14 JANUARY 1888, Page 2

Professor Bonamy Price, the ablest of the late Dr. Arnold's

Rugby coadjutors, and for many years back Professor of Political Economy at Oxford, died on Sunday afternoon at the age of eighty, after many months of declining health. He was born in Guernsey in 1807; became a pupil of the Rev. Charles Bradley, of High Wycombe, the father of the present Dean of Westminster, at the age of fourteen, whence he proceeded to Worcester College, Oxford ; took a double first-class in classics and mathematics in 1829; was appointed Mathematical Master at Rugby in 1830; was promoted to a classical mastership in the same school in 1832, and took charge there of the fifth form. In 1838 he succeeded Prince Lee, the late Bishop of Manchester, as master to "the twenty," the picked boys of the fifth form from amongst whom the vacancies in the sixth form were filled up by competition; and remained in the school till 1850, when he resigned his post, shortly before Dr. Tait left it for the Deanery of Carlisle. He was appointed between 1850 and 1868 a member of two Royal Commissions, one on the Scottish fisheries, which reported in favour of the branding of the Scotch herrings by the Government,—a report of which he was justly proud,—and one on the Queen's Colleges in Ireland. In 1868 he was elected to the Professorship of Political Economy at Oxford, which he filled with great ability till his death. And latterly he was a member both of the Duke of Richmond's Royal Commission on Agriculture, and Lord Iddesleigh's on the Depression of Trade.
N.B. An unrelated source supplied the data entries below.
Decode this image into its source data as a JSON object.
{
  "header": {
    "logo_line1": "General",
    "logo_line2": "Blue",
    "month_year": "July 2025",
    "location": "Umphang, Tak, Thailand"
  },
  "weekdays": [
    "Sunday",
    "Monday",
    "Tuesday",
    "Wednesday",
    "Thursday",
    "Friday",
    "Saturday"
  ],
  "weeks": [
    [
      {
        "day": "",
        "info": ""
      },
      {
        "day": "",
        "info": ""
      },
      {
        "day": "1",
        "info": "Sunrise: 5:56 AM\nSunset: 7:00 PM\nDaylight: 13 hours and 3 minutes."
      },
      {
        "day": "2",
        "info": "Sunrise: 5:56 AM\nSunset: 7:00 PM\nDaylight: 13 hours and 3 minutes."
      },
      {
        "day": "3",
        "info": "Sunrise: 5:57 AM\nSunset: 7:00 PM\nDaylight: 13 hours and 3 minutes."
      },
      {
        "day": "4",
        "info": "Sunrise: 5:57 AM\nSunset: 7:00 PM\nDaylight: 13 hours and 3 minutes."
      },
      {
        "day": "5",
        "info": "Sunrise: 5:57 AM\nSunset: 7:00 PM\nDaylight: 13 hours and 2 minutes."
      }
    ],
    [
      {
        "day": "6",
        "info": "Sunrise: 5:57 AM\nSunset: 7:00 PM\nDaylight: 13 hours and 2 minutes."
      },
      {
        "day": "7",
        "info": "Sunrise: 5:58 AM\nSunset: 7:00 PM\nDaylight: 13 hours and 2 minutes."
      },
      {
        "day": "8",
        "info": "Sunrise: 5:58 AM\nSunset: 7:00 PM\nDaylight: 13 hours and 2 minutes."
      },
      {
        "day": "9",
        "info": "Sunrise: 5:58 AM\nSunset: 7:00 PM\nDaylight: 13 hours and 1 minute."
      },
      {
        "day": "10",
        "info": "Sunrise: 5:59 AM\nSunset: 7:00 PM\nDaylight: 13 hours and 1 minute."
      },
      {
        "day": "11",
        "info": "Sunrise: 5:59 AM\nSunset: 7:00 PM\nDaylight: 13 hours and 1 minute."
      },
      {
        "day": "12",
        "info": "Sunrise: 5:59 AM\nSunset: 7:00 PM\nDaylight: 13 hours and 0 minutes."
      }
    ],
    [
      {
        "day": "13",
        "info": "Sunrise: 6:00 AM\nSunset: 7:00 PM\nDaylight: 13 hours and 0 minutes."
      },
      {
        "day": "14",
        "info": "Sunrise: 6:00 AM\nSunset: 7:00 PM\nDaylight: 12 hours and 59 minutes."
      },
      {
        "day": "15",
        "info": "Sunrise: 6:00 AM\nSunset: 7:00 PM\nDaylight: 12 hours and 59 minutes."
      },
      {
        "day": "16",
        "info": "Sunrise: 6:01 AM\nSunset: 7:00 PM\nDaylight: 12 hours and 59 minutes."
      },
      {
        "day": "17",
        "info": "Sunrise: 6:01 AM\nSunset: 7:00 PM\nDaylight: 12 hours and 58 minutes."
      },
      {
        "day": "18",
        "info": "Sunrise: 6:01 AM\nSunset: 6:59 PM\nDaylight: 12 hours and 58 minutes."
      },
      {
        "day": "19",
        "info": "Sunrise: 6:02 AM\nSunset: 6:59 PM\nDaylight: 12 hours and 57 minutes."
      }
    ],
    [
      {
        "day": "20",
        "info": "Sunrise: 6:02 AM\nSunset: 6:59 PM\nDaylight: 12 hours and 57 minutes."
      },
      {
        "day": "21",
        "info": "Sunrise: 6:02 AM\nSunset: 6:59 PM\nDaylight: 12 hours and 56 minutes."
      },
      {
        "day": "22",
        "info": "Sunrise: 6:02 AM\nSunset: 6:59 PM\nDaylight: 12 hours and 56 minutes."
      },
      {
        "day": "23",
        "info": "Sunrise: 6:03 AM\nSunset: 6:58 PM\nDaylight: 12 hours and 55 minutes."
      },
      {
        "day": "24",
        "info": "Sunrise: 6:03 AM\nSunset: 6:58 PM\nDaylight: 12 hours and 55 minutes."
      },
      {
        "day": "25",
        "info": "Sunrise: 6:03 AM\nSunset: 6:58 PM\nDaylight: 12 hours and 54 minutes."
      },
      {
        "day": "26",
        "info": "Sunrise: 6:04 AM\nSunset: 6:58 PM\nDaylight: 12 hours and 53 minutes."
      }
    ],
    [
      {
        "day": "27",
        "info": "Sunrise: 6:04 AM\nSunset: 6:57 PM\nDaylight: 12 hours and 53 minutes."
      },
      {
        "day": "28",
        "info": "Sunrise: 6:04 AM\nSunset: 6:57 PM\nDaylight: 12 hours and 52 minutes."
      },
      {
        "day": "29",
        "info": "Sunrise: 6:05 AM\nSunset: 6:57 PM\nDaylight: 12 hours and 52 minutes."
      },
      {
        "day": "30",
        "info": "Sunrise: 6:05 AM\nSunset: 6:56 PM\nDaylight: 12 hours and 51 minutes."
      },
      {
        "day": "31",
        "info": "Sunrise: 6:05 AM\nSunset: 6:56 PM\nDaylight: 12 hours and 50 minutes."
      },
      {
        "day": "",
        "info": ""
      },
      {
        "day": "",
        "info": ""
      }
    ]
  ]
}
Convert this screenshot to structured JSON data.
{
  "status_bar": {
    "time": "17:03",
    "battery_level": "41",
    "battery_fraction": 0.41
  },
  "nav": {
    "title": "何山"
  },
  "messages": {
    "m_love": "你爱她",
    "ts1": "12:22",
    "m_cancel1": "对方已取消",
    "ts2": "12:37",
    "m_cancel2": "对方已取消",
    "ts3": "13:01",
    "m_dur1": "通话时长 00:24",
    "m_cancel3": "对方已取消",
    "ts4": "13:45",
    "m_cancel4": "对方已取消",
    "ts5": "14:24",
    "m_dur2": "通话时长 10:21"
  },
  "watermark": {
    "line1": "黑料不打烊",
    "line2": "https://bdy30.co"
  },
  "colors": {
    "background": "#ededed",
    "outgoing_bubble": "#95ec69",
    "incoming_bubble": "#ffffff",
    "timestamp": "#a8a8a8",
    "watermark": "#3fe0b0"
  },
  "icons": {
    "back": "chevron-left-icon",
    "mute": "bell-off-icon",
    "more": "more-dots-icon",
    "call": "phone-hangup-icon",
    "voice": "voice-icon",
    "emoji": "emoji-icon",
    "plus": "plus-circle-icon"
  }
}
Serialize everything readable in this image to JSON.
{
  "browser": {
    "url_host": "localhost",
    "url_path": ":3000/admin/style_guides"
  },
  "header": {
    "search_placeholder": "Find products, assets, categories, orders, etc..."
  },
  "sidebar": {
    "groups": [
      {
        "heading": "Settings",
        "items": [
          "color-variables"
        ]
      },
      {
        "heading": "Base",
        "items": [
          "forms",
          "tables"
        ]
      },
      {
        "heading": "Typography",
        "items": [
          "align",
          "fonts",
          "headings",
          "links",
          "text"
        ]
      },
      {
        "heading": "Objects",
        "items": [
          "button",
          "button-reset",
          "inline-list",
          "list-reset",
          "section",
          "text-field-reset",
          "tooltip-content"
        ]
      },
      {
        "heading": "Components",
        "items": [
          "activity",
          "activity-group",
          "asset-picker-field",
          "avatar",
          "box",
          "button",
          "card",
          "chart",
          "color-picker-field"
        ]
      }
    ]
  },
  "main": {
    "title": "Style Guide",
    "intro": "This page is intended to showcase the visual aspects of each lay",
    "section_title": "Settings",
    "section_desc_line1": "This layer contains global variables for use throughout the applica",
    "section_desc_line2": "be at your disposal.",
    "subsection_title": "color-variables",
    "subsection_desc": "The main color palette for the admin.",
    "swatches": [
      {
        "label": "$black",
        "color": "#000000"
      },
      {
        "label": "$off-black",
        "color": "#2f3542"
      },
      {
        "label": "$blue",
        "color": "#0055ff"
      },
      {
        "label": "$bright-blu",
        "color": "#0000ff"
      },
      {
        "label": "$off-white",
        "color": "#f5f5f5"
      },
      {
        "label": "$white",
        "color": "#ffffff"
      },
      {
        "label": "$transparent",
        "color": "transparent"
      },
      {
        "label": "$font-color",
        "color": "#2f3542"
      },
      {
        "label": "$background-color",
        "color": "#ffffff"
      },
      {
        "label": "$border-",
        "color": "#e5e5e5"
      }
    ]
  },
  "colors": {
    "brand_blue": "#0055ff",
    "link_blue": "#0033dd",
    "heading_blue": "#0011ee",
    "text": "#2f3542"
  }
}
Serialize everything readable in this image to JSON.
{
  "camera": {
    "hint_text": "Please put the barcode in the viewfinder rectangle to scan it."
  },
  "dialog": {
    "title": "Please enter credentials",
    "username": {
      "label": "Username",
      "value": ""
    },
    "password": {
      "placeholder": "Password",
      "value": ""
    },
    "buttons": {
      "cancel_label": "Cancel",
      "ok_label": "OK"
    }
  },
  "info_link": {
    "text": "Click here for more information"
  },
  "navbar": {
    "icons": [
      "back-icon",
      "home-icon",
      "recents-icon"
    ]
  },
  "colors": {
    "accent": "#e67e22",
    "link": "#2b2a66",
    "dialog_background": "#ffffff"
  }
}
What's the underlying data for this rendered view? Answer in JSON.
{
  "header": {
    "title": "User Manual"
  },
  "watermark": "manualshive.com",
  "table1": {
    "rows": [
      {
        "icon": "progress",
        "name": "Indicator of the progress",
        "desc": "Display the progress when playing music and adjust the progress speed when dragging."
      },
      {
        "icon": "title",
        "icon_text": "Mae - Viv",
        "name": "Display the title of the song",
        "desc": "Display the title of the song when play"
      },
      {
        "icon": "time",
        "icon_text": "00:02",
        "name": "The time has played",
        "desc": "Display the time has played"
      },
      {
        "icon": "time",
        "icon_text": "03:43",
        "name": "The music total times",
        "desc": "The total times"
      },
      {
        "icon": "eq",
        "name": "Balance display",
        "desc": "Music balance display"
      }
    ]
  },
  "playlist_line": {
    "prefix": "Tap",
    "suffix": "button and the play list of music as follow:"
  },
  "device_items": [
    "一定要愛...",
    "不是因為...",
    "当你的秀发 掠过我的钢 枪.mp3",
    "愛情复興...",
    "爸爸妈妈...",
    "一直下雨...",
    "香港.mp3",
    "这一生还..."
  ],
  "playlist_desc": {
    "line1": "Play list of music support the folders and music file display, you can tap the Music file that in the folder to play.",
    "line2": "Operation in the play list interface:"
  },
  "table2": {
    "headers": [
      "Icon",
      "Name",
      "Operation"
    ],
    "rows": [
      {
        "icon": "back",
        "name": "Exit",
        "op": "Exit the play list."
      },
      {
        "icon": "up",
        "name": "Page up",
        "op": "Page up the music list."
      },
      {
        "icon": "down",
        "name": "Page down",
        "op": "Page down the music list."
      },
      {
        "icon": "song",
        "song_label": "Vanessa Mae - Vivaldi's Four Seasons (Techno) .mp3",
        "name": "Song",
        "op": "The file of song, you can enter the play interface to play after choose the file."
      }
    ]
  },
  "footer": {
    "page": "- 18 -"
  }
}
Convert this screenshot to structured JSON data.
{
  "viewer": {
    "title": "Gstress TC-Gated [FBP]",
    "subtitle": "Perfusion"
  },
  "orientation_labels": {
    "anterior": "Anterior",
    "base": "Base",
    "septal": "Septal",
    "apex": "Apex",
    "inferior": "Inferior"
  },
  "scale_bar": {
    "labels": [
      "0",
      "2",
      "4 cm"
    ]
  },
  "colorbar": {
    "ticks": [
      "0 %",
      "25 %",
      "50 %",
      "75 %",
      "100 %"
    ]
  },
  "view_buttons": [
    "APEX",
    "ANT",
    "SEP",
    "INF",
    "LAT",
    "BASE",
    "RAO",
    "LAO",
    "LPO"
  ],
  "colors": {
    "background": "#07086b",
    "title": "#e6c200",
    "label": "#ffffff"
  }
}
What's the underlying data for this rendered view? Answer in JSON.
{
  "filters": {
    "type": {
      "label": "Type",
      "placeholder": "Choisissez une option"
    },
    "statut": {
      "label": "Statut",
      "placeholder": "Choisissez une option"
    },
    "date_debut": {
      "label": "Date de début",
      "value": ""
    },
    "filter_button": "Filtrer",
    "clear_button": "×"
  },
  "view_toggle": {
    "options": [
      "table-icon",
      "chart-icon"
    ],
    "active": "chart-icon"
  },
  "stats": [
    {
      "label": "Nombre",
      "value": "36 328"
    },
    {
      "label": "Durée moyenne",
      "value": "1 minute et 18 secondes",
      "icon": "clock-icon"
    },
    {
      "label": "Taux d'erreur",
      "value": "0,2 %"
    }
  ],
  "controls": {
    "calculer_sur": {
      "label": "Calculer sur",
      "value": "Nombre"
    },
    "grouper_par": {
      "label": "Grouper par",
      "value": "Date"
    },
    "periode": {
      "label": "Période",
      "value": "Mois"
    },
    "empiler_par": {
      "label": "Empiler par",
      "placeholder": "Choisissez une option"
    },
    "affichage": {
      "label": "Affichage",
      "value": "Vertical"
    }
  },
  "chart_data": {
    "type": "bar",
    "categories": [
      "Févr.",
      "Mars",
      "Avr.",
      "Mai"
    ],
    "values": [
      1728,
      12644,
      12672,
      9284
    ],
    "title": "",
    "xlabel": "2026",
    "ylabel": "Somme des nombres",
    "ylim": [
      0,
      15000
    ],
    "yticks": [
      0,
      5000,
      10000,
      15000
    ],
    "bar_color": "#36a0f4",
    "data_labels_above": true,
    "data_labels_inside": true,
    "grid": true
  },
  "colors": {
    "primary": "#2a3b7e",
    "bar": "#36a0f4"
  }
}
His separate report on the Irish Land Question in the former Commission, led to Mr. Gladstone's famous expression that he treated the Irish Land Question on the same abstract principles on which he would have treated a Land Question affecting the inhabitants of Saturn or Jupiter. Mr. Price was a warm Liberal, but as Liberal views gained ground, he became a strong Constitu- tionaiist, insisting on the necessity of a second Chamber, and on the importance of the House of Lords. He was a vivid thinker, a lively talker, and full of simple and genuine admiration for his many friends, even though they were greatly his own inferiors in power. He leaves in many minds and hearts a void which it will be impossible to fill.